A higher rate of suicide attempts was reported among adolescents than among adults during the first 6 months of therapy. Suicidality was highest in the month before treatment and declined by about 60% after treatment began. "Contrary to conventional wisdom, the period after starting antidepressant medication is not especially risky. Compared with the month before starting antidepressant medication, risk of suicide attempt goes down in the month after," Dr Simon said.
These findings challenge the FDA's warnings on 10 newer antidepressants: bupropion (Wellbutrin), citalopram (Celexa), fluoxetine (Prozac), fluvoxamine, mirtazapine (Remeron), nefazodone, paroxetine (Paxil), sertraline (Zoloft), escitalopram (Lexapro), and venlafa-xine (Effexor).

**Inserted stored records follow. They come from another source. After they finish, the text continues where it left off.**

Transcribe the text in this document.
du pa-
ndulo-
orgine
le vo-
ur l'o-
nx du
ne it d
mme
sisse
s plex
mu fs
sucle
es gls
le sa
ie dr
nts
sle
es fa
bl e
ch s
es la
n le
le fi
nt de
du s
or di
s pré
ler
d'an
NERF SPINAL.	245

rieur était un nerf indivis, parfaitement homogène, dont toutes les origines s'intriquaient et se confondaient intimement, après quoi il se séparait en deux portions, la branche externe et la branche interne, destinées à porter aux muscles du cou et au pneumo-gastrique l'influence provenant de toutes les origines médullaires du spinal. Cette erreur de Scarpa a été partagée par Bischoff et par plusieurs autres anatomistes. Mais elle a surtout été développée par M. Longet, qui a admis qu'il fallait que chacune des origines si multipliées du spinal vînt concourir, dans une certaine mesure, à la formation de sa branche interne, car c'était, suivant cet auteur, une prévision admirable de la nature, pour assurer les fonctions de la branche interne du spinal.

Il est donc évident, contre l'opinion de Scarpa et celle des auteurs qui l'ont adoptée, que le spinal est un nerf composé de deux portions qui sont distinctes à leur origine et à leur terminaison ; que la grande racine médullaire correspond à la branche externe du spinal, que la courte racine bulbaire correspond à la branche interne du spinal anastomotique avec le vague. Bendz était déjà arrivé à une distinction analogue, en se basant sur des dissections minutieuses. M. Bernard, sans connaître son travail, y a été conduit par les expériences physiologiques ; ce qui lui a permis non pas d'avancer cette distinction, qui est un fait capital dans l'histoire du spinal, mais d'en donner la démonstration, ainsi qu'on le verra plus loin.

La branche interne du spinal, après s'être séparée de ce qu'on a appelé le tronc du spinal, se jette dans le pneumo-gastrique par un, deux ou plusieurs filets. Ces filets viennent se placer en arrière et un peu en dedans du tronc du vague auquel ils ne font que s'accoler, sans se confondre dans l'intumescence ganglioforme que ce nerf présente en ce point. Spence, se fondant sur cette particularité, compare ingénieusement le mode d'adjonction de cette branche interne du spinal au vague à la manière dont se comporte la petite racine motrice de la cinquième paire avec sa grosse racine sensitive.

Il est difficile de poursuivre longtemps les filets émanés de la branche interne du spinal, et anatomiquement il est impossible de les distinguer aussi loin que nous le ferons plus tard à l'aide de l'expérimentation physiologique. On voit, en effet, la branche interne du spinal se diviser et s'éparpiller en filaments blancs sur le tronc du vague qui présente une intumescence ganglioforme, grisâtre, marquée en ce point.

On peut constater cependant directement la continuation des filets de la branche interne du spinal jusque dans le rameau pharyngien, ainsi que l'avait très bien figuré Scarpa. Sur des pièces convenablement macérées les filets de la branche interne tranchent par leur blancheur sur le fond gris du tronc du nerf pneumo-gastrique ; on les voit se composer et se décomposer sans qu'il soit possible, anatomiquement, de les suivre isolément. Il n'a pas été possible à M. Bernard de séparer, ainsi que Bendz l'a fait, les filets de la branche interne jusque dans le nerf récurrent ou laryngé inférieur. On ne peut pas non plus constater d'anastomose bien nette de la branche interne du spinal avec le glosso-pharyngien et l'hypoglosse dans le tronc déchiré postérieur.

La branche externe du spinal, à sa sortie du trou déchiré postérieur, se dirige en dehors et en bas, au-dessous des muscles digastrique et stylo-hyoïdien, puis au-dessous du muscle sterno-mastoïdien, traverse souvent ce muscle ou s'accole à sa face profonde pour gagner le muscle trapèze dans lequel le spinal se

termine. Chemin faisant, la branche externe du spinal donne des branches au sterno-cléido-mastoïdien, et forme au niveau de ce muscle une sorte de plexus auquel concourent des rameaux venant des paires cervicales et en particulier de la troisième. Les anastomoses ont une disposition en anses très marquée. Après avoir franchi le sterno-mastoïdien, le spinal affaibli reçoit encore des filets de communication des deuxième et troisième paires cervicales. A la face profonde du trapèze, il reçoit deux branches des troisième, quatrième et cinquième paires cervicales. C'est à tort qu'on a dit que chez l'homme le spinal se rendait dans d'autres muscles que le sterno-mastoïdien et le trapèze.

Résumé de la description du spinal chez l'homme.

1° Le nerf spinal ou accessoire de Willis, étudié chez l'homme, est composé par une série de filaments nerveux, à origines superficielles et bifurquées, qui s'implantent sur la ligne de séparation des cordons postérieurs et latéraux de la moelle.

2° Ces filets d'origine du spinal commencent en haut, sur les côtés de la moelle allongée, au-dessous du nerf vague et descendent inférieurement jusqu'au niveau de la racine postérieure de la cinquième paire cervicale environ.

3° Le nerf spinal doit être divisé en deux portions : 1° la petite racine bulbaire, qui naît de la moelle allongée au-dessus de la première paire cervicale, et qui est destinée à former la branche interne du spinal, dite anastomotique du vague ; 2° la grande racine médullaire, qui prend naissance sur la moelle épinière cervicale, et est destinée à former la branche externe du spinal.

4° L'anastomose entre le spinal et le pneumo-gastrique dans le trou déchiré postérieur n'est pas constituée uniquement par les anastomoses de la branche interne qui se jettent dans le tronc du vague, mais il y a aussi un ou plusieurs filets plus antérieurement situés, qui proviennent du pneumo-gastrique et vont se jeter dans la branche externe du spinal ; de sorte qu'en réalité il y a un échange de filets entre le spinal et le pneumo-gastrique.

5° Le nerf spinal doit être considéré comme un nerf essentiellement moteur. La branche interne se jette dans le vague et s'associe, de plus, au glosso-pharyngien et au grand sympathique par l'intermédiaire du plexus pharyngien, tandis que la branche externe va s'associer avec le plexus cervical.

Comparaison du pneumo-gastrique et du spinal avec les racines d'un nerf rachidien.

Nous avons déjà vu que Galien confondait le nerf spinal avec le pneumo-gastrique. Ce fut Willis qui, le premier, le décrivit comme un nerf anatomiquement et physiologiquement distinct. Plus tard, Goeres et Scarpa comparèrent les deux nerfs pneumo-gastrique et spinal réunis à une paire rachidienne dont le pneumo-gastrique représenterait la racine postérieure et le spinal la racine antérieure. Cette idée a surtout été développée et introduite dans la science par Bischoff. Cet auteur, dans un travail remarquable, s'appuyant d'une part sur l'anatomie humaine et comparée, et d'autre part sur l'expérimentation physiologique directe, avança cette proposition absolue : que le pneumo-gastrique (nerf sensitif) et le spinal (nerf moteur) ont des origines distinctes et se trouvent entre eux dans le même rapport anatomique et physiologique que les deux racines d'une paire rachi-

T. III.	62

"When the 10 newer antidepressants included in the FDA advisory were compared with older drugs, an increase in risk after starting treatment was seen only for the older drugs," the investigators noted. The older agents included in this study and not included in the FDA advisory were tricyclic antidepressants and trazodone (Desyrel).
Taking aim directly at the FDA advisory, the investigators concluded that "closer monitoring of antidepressant treatment is clearly needed, but warnings regarding suicide precipitated by antidepressants may do more to discourage effective treatment than to improve the quality of follow-up care."
Darrel Regier, MD, director of research at the American Psychiatric Association, told IMWR that this study appears at a time when the FDA continues to investigate reports of suicidality among adults taking antidepressants. "Dr Simon's research provides solid evidence that confirms a key lesson of clinical practice?that treatment with antidepressant medication significantly reduces the risk of self-harm that is a core symptom of untreated depression."
Dr Regier added that there is a possibility that vulnerable individuals will have increased suicidality during antidepressant treatment.